Date: 7:30 – 9:00 pm, 07-Mar-2014
Cost: Meetings are Free to members, Guests $5 – Students with ID $2
The worship of the gods and goddesses had an impact on the royal and private lives of those living in pharaonic Egypt. Have you ever wished to know a little bit more about these religious aspects?
This lecture is intended for a general audience who want to know the functions of ancient Egyptian religion during the pharaonic period. We will discuss how royal rule was intertwined with the concept of cosmic order (ma’at) and how this impacted daily ritual at temples. Also, this lecture will consider the roles of the gods and goddesses of pharaonic Egypt and how these ‘spheres of influence’ are sometimes blurred in literature. To gain a familiarity of the divine, attendees will be presented with the attributes and artistic forms of the most popular deities. To conclude, there will also be an analysis of the creation myths of the Egyptians.

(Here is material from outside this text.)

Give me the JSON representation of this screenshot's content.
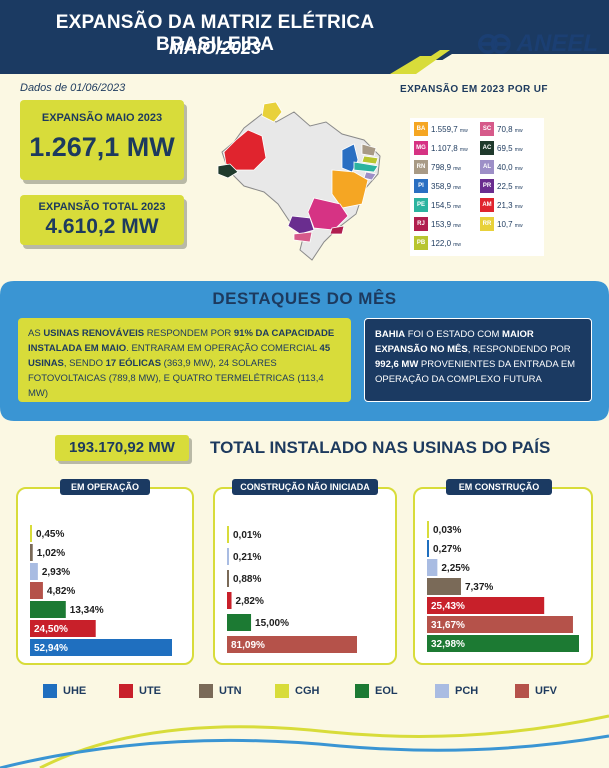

Through this lecture, audience members will gain a better understanding of how religion managed to permeate many aspects of pharaonic culture and provide a resource for further inquiry into topics of ancient Egypt.
About the speaker:
Nicholas Wernick is a Calgarian completing his PhD in Egyptian Archaeology at the University of Liverpool. The topic of his thesis is ancient Egyptian militarism in the Late Bronze Age and what the nature of ancient Egyptian imperialism in the Levant was like during the New Kingdom. In addition to his PhD work, he has been published in academic journals and Ancient Egypt Magazine.
Room EDC 287 in the Education Block at the University of Calgary.